CDA1 Deficiency Attenuated Diabetes-Associated Vascular Expression of ECM Genes Leading to Vascular ECM Remodeling
Aortic mRNA levels for collagens I and III were increased in diabetic ApoE KO mice compared with nondiabetic controls. Both of these parameters were significantly attenuated in the diabetic dKO mice (Fig. 3A). Immunohistochemical staining showed that aortic accumulation of collagens III (Fig. 3B and C) and IV (Fig. 3D and E) was greater in diabetic ApoE KO compared with nondiabetic mice, albeit the difference in quantification of collagen III staining failed to reach statistical significance. This effect of diabetes was significantly attenuated in the dKO mice. Picrosirius red staining showed that diabetic dKO mice aortas had lost the well-knitted collagen fiber structure within the aortic adventitia around the aneurysms (Fig. 4A). Collagen fiber structure within the medial layer of aortic aneurysms within the diabetic dKO mice was disorganized. This was consistent with the collagen fibril anisotropy finding, as assessed using ImageJ software (National Institutes of Health). A higher level of collagen fibril disarray at the lesion sites in the diabetic dKO mice has been observed, when compared with the diabetic ApoE KO mice (Fig. 4B). Confocal stacking images confirmed the disorganized collagen fiber network around the aneurysms in diabetic dKO mice (Fig. 4C).

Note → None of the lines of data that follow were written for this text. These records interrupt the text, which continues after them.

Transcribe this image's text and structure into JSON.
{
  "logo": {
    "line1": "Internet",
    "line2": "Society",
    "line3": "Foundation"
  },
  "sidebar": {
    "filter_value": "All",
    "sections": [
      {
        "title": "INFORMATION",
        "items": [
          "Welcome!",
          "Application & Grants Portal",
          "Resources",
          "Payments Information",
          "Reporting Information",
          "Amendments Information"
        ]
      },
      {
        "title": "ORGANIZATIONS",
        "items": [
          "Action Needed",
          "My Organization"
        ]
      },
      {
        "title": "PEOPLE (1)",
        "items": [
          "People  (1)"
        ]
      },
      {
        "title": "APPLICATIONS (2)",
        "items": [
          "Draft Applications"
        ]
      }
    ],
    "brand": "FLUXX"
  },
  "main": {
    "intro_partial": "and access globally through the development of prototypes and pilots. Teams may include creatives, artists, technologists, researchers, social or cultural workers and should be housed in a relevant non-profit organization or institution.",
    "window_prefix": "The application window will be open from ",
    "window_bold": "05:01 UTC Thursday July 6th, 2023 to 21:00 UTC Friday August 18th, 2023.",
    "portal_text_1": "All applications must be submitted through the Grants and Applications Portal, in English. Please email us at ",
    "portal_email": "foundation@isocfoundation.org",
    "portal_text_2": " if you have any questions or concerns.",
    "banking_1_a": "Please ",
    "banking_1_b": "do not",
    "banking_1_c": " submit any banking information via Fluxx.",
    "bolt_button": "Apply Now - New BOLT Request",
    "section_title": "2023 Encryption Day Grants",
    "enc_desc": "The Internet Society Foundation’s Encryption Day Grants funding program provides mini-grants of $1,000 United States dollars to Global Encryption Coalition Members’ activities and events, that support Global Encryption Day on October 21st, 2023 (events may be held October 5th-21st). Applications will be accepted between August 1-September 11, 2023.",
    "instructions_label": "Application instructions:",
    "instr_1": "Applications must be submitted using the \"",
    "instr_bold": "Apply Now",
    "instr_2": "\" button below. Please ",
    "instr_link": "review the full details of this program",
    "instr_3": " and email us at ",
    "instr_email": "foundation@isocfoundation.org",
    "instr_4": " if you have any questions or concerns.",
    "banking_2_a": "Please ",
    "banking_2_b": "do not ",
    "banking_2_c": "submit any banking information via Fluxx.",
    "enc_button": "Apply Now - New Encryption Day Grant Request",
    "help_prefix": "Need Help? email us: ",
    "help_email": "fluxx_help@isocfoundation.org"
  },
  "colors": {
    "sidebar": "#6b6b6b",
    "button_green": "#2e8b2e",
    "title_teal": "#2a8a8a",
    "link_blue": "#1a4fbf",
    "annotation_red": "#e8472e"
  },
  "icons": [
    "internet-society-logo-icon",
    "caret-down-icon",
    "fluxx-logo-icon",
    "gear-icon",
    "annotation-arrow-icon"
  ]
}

TGF-β/Smad3 Signaling Was Attenuated in the Aortas of Diabetic dKO Mice
Nuclear staining of phospho-Smad3 in aortic sections by immunohistochemistry (Fig. 5A) showed a greater positive staining rate in diabetic ApoE KO mice compared with nondiabetic mice (>30 vs. ∼13%; P < 0.0001). This parameter was attenuated in diabetic dKO mice (∼20%; P < 0.0001) (Fig. 5B). The effect of CDA1 on aortic phospho-Smad3 levels is further confirmed by Western blotting in 14-week diabetic and nondiabetic WT and CDA1 KO mice (Supplementary Fig. 4).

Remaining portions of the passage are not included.